Technical specifications
- Polyphony: 128 AWM2-oscillators in max 128-voices, max 2 AN-voices, max 1 VL-voice, max 16 FDSP-voices,
- Timbrality: AWM2-only 16, AN/VL/FDSP monotimbral
- Synthesis type: AWM2, AN, VL, FDSP, Sampling
- Aftertouch expression: Yes
- Velocity expression: Yes
- Storage memory: 512 preset 256 user 128 Performances
- Effects: Reverb, chorus and Insertion

Input/output
- Keyboard: 76 keys
- External control: MIDI (In × 2, Out × 2, Thru)

= Yamaha EX5 =

Synthesizer made by the Yamaha Corporation

The Yamaha EX5 is a synthesizer/workstation produced by Yamaha from 1998 to 2000. The EX5 combines several methods of sound generation (see below).
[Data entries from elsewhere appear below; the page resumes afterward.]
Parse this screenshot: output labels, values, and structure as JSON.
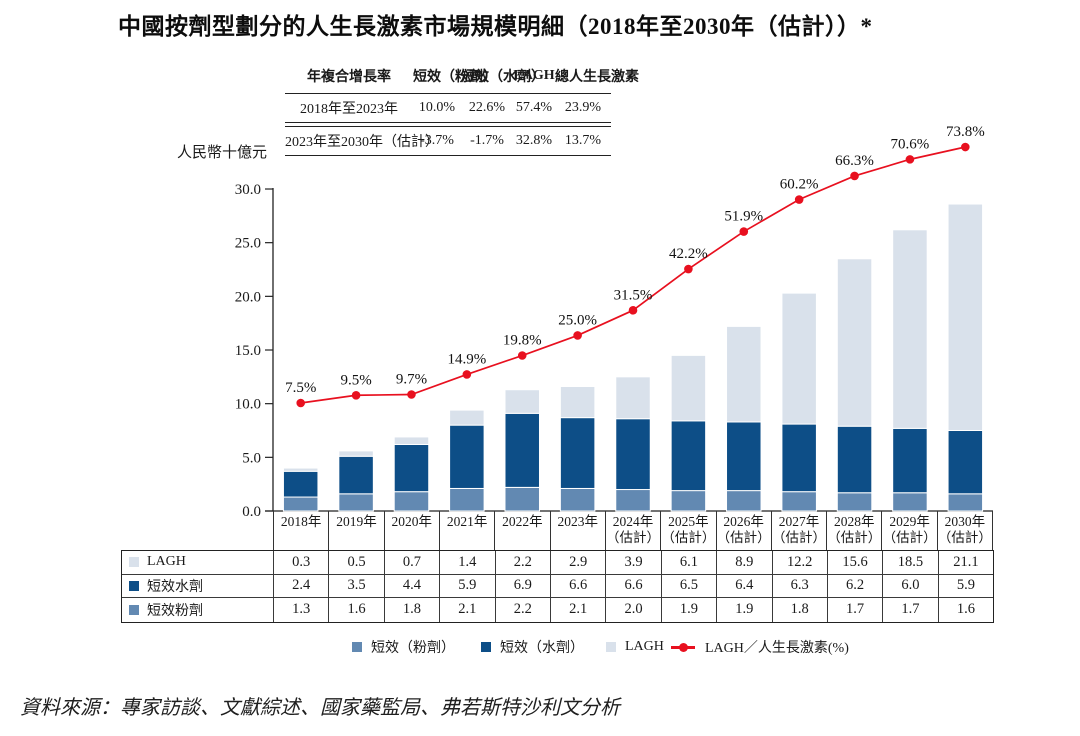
{
  "title": "中國按劑型劃分的人生長激素市場規模明細（2018年至2030年（估計））*",
  "cagr_table": {
    "header": [
      "年複合增長率",
      "短效（粉劑）",
      "短效（水劑）",
      "LAGH",
      "總人生長激素"
    ],
    "rows": [
      {
        "label": "2018年至2023年",
        "values": [
          "10.0%",
          "22.6%",
          "57.4%",
          "23.9%"
        ]
      },
      {
        "label": "2023年至2030年（估計）",
        "values": [
          "-3.7%",
          "-1.7%",
          "32.8%",
          "13.7%"
        ]
      }
    ]
  },
  "chart_data": {
    "type": "stacked-bar+line",
    "unit_label": "人民幣十億元",
    "ylim": [
      0,
      30
    ],
    "yticks": [
      "0.0",
      "5.0",
      "10.0",
      "15.0",
      "20.0",
      "25.0",
      "30.0"
    ],
    "grid": false,
    "legend_position": "bottom",
    "years": [
      {
        "label": "2018年",
        "note": ""
      },
      {
        "label": "2019年",
        "note": ""
      },
      {
        "label": "2020年",
        "note": ""
      },
      {
        "label": "2021年",
        "note": ""
      },
      {
        "label": "2022年",
        "note": ""
      },
      {
        "label": "2023年",
        "note": ""
      },
      {
        "label": "2024年",
        "note": "（估計）"
      },
      {
        "label": "2025年",
        "note": "（估計）"
      },
      {
        "label": "2026年",
        "note": "（估計）"
      },
      {
        "label": "2027年",
        "note": "（估計）"
      },
      {
        "label": "2028年",
        "note": "（估計）"
      },
      {
        "label": "2029年",
        "note": "（估計）"
      },
      {
        "label": "2030年",
        "note": "（估計）"
      }
    ],
    "stack_series": [
      {
        "legend_label": "短效（粉劑）",
        "table_label": "短效粉劑",
        "color": "#6289b2",
        "values": [
          1.3,
          1.6,
          1.8,
          2.1,
          2.2,
          2.1,
          2.0,
          1.9,
          1.9,
          1.8,
          1.7,
          1.7,
          1.6
        ]
      },
      {
        "legend_label": "短效（水劑）",
        "table_label": "短效水劑",
        "color": "#0d4e87",
        "values": [
          2.4,
          3.5,
          4.4,
          5.9,
          6.9,
          6.6,
          6.6,
          6.5,
          6.4,
          6.3,
          6.2,
          6.0,
          5.9
        ]
      },
      {
        "legend_label": "LAGH",
        "table_label": "LAGH",
        "color": "#d9e1eb",
        "values": [
          0.3,
          0.5,
          0.7,
          1.4,
          2.2,
          2.9,
          3.9,
          6.1,
          8.9,
          12.2,
          15.6,
          18.5,
          21.1
        ]
      }
    ],
    "line_series": {
      "legend_label": "LAGH／人生長激素(%)",
      "color": "#e8101f",
      "values_pct": [
        7.5,
        9.5,
        9.7,
        14.9,
        19.8,
        25.0,
        31.5,
        42.2,
        51.9,
        60.2,
        66.3,
        70.6,
        73.8
      ]
    },
    "text_color": "#1a1a1a"
  },
  "source": "資料來源：專家訪談、文獻綜述、國家藥監局、弗若斯特沙利文分析"
}
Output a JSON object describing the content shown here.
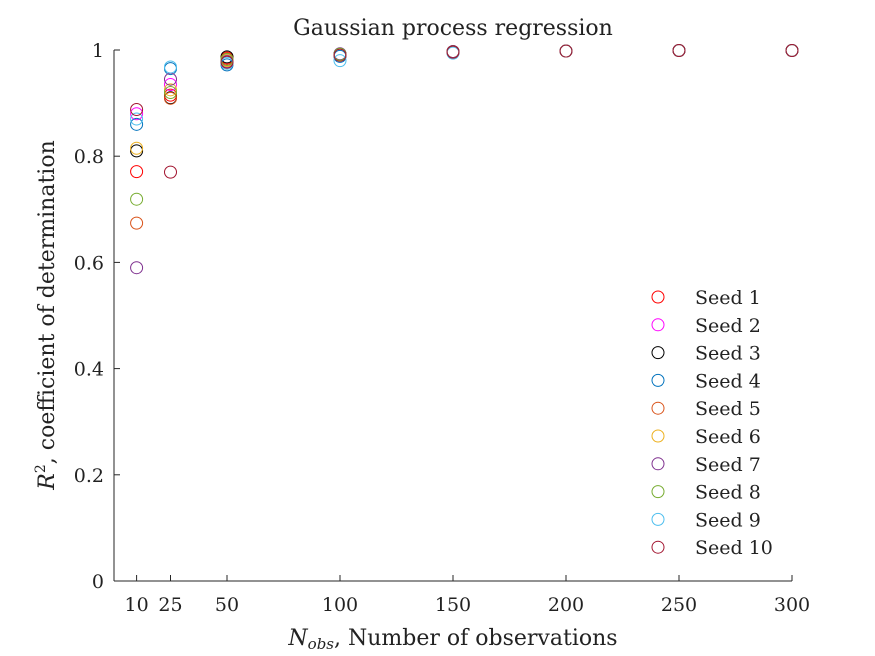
{
  "chart_data": {
    "type": "scatter",
    "title": "Gaussian process regression",
    "xlabel": "N_obs, Number of observations",
    "xlabel_main": "N",
    "xlabel_sub": "obs",
    "xlabel_rest": ", Number of observations",
    "ylabel": "R², coefficient of determination",
    "ylabel_main": "R",
    "ylabel_sup": "2",
    "ylabel_rest": ", coefficient of determination",
    "xlim": [
      0,
      300
    ],
    "ylim": [
      0,
      1
    ],
    "x_ticks": [
      10,
      25,
      50,
      100,
      150,
      200,
      250,
      300
    ],
    "x_tick_labels": [
      "10",
      "25",
      "50",
      "100",
      "150",
      "200",
      "250",
      "300"
    ],
    "y_ticks": [
      0,
      0.2,
      0.4,
      0.6,
      0.8,
      1
    ],
    "y_tick_labels": [
      "0",
      "0.2",
      "0.4",
      "0.6",
      "0.8",
      "1"
    ],
    "grid": false,
    "legend_position": "bottom-right",
    "marker": "open-circle",
    "x": [
      10,
      25,
      50,
      100,
      150,
      200,
      250,
      300
    ],
    "series": [
      {
        "name": "Seed 1",
        "color": "#ff0000",
        "values": [
          0.771,
          0.915,
          0.985,
          0.992,
          0.997,
          0.998,
          0.999,
          0.999
        ]
      },
      {
        "name": "Seed 2",
        "color": "#ff00ff",
        "values": [
          0.88,
          0.935,
          0.98,
          0.991,
          0.996,
          0.998,
          0.999,
          0.999
        ]
      },
      {
        "name": "Seed 3",
        "color": "#000000",
        "values": [
          0.81,
          0.91,
          0.987,
          0.992,
          0.997,
          0.998,
          0.999,
          0.999
        ]
      },
      {
        "name": "Seed 4",
        "color": "#0072bd",
        "values": [
          0.86,
          0.965,
          0.972,
          0.988,
          0.996,
          0.998,
          0.999,
          0.999
        ]
      },
      {
        "name": "Seed 5",
        "color": "#d95319",
        "values": [
          0.674,
          0.909,
          0.983,
          0.992,
          0.997,
          0.998,
          0.999,
          0.999
        ]
      },
      {
        "name": "Seed 6",
        "color": "#edb120",
        "values": [
          0.815,
          0.925,
          0.98,
          0.991,
          0.996,
          0.998,
          0.999,
          0.999
        ]
      },
      {
        "name": "Seed 7",
        "color": "#7e2f8e",
        "values": [
          0.59,
          0.945,
          0.978,
          0.993,
          0.997,
          0.998,
          0.999,
          0.999
        ]
      },
      {
        "name": "Seed 8",
        "color": "#77ac30",
        "values": [
          0.719,
          0.92,
          0.982,
          0.992,
          0.996,
          0.998,
          0.999,
          0.999
        ]
      },
      {
        "name": "Seed 9",
        "color": "#4dbeee",
        "values": [
          0.87,
          0.968,
          0.975,
          0.98,
          0.994,
          0.998,
          0.999,
          0.999
        ]
      },
      {
        "name": "Seed 10",
        "color": "#a2142f",
        "values": [
          0.888,
          0.77,
          0.977,
          0.99,
          0.996,
          0.998,
          0.999,
          0.999
        ]
      }
    ]
  }
}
The later released EX7 was a cheaper version of the EX5 with fewer keys, polyphony, sounds and functions. The Yamaha EX music synthesizers, along with the early Yamaha S series, were the predecessors of the Motif workstation series.

==Features==
The Yamaha EX5 (EX stands for Extended Synthesis) uses four different tone generators for generating sounds. These are AWM2 ("Advanced Wave Memory, 2nd Generation" PCM-subtractive), AN (Analog Physical Modeling), FDSP (Formulated Digital Sound Processing) and VL (Virtual Acoustic) synthesis. The fifth sound source is [user-RAM/flashROM [Sample-based synthesis]].
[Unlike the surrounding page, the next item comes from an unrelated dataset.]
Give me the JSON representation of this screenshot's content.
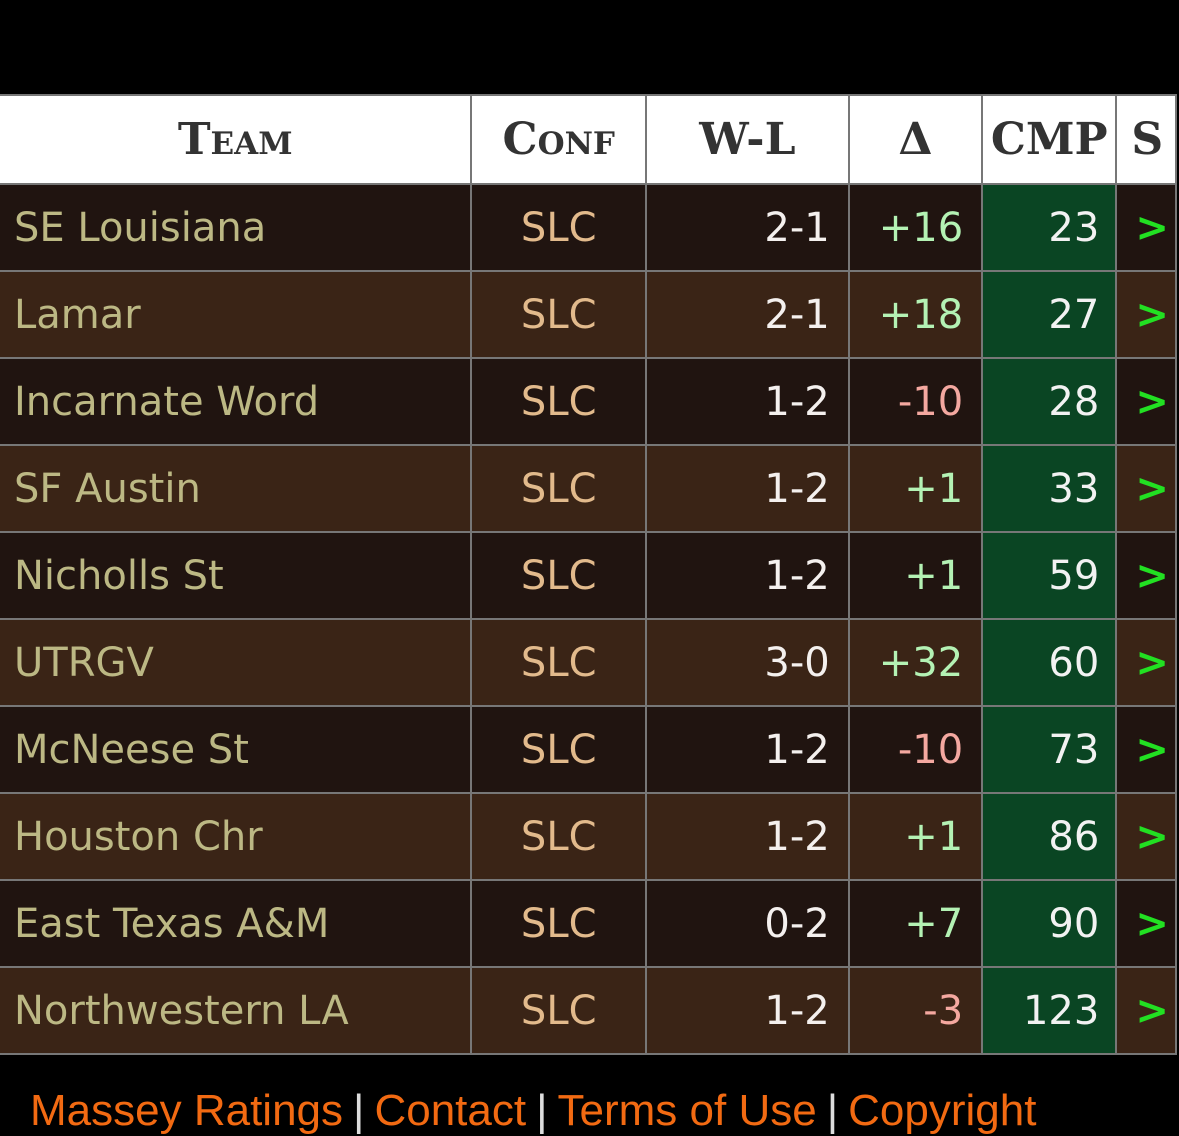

Sound patches ("Voices") can be assembled from either a maximum of four AWM2 oscillators ("Elements"), or a combination variously fewer AWM2 Elements with two AN Elements (either layered or duophonically), or one monophonic VL Element, or one AN Element with three FDSP/AWM2 Elements.

Non-AWM2-only Voice types are monotimbral, as only one patch incorporating AN, VL, or FDSP may be used in a multitimbral setup ("Performance"), which also reduces insert effects to one (from four), and all other Performance Voices must be AWM2-only.
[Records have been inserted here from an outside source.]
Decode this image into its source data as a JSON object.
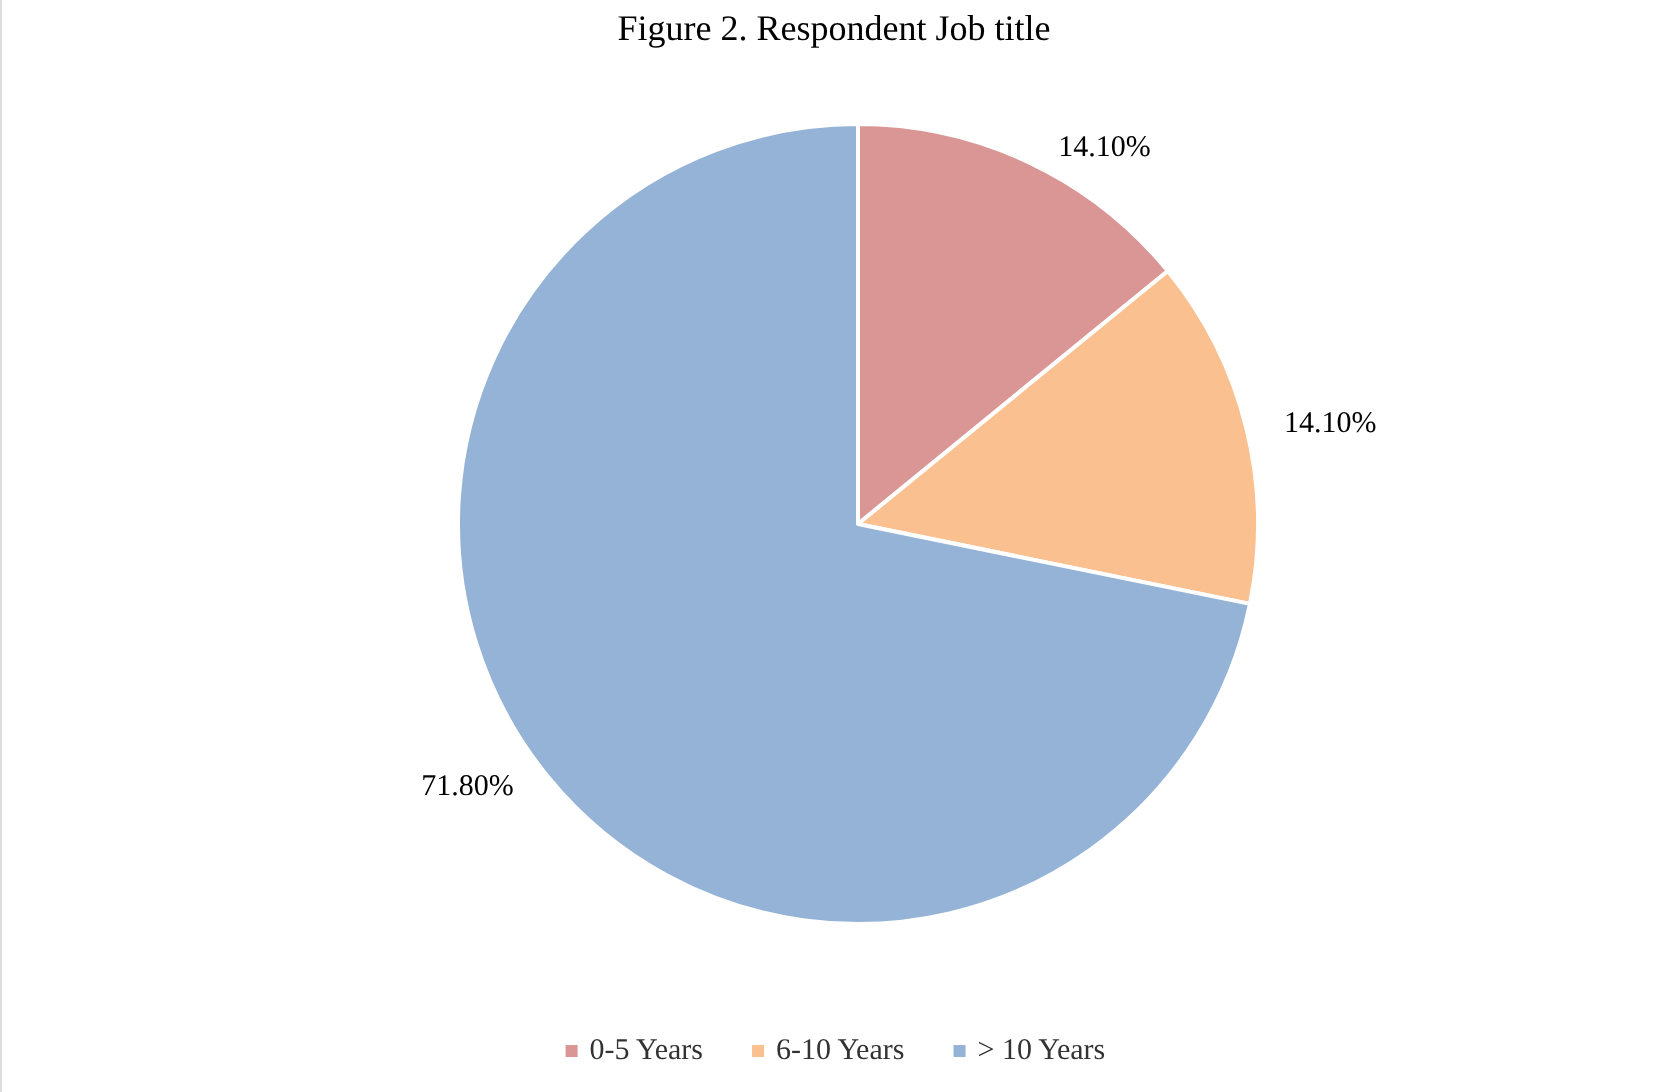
{
  "chart_data": {
    "type": "pie",
    "title": "Figure 2. Respondent Job title",
    "categories": [
      "0-5 Years",
      "6-10 Years",
      "> 10 Years"
    ],
    "values": [
      14.1,
      14.1,
      71.8
    ],
    "colors": [
      "#d99694",
      "#fac090",
      "#95b3d7"
    ],
    "value_labels": [
      "14.10%",
      "14.10%",
      "71.80%"
    ],
    "legend": "bottom"
  }
}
The EX5 has extensive sampling capabilities. Samples can be used in AWM sounds, or assigned to individual keys on the keyboard and saved to floppy disk or an external storage device. The sample memory is 1MB, and this can be expanded to 65MB with volatile SIMM memory. Non-volatile Flash Memory can be installed to allow samples to be retained between power cycles. Flash memory capacity can be either 4MB or 8MB. (Beginning in the 2010s, aftermarket flashROM up to 16MB became sporadically available.) An optional SCSI interface was available to connect external mass storage drives for samples (and other user data).

EX5 has a built-in 16-track sequencer, and a 4-track arpeggiator with 50 preset patterns.

There was a limited edition released at the end of production, Yamaha EX5S (also known as the "Millennium Edition"). This model came in a silver casing and is only distributed for the Asian market. Only 500 units were produced.

==EX5R==
The EX5 was also released as a rack-mountable sound module. The EX5R had all the functions of the EX5, only missing the keyboard.